How can one correctly buy the CM approach and deny Ellis approach with regard to the Pauline corpus?
 

Jerry Russell

Administrator
Staff member
Bad chronology!!

Ruby, since you are familiar with the Velikovskian concept of a chronological shift, you might be able to appreciate this paper by Lena Einhorn. She shows that many events in Josephus are reflected in the New Testament narrative, but with a 20 year chronological shift. Ellis noticed much the same thing, and so did Robert Eisenman.
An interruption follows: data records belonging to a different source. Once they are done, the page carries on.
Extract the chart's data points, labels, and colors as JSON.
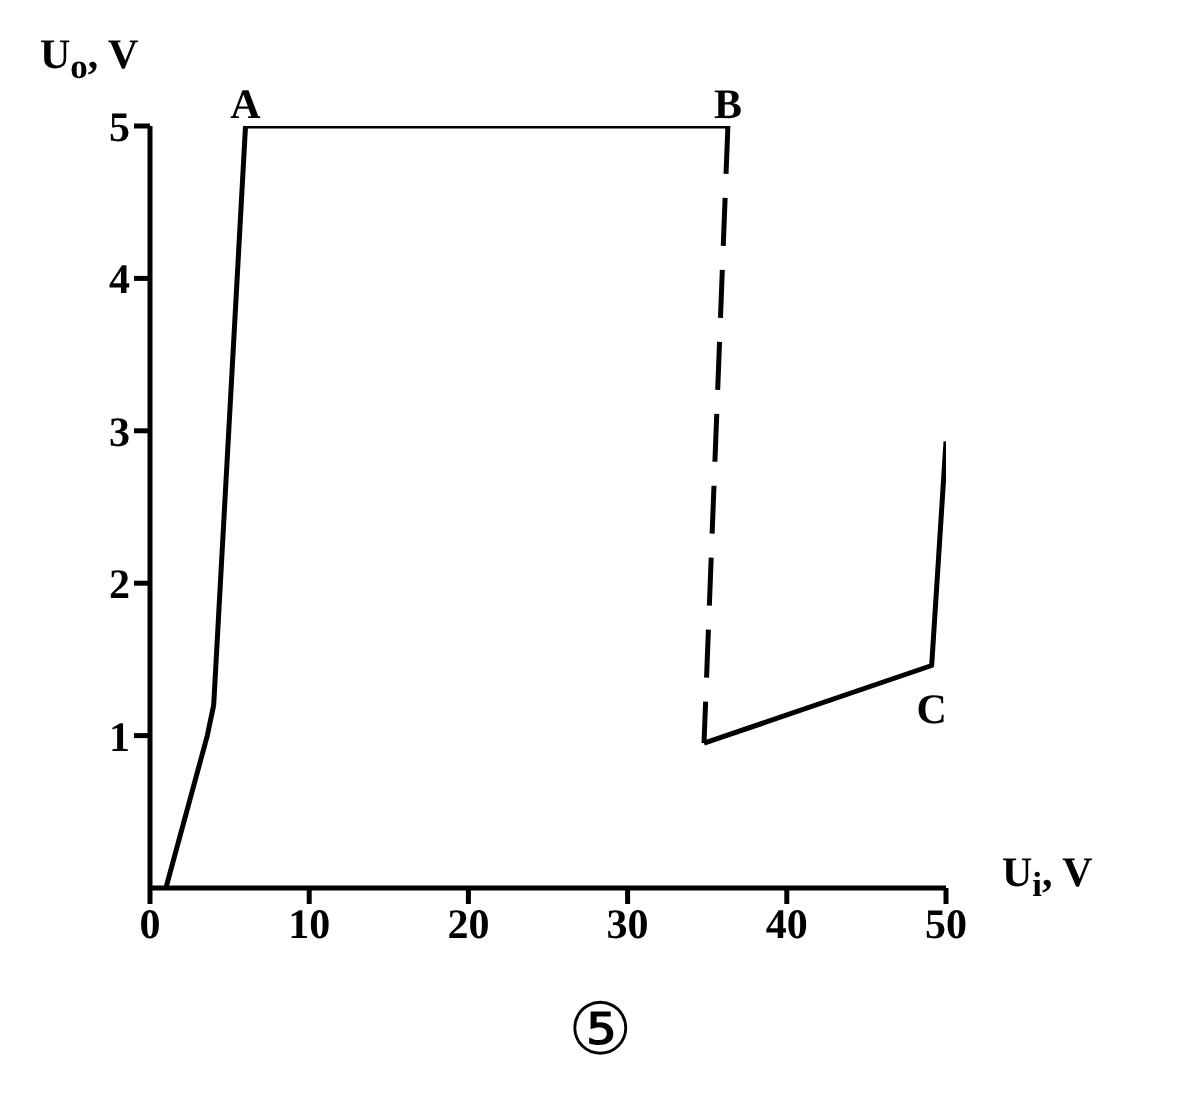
{
  "chart_data": {
    "type": "line",
    "xlabel": "U$_{i}$, V",
    "ylabel": "U$_{o}$, V",
    "xlim": [
      0,
      50
    ],
    "xticks": [
      0,
      10,
      20,
      30,
      40,
      50
    ],
    "ylim": [
      0,
      5
    ],
    "yticks": [
      1,
      2,
      3,
      4,
      5
    ],
    "marker": "none",
    "series": [
      {
        "color": "#000000",
        "line_style": "solid",
        "x": [
          1,
          3.6,
          4,
          6,
          36.3
        ],
        "values": [
          0,
          1,
          1.2,
          5,
          5
        ]
      },
      {
        "color": "#000000",
        "line_style": "dashed",
        "x": [
          36.3,
          34.8
        ],
        "values": [
          5,
          0.95
        ]
      },
      {
        "color": "#000000",
        "line_style": "solid",
        "x": [
          34.8,
          49.1,
          50
        ],
        "values": [
          0.95,
          1.46,
          2.93
        ]
      }
    ],
    "annotations": [
      {
        "text": "A",
        "x": 6,
        "y": 5
      },
      {
        "text": "B",
        "x": 36.3,
        "y": 5
      },
      {
        "text": "C",
        "x": 49.1,
        "y": 1.46
      },
      "⑤"
    ]
  }
}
But, the chronological shift doesn't apply to the materials connecting Paul and Josephus.

http://lenaeinhorn.se/wp-content/uploads/2012/11/Jesus-and-the-Egyptian-Prophet-12.11.25.pdf

EinhornTimeshift-e1563151167292.jpg
 

Richard Stanley

Well-Known Member
Head first, heart second.

And, no humans do not create The Big Dude and/or Dudess, whatever them is (likely the Flying Spaghetti Monster ... we think :)). But humans did create Yahweh ... and Krishna ... and ...
 

Richard Stanley

Well-Known Member
Thou expectation crediteth me-eth twoo richly. That phrase appears too generic for my once adolescent yet skeptic brain whose wick now burns short and dim. You must thank (or curse) Jerry for forcing me to read the Bible, as if a child (because he didn't want to do it any more than I did o_O).

In any case, dost thee penchant to sumballóstry within thy heart indicate a bias to yet caste thy ballot towards faith before else? Or perchance wast this all rhetorical flourish to test this one?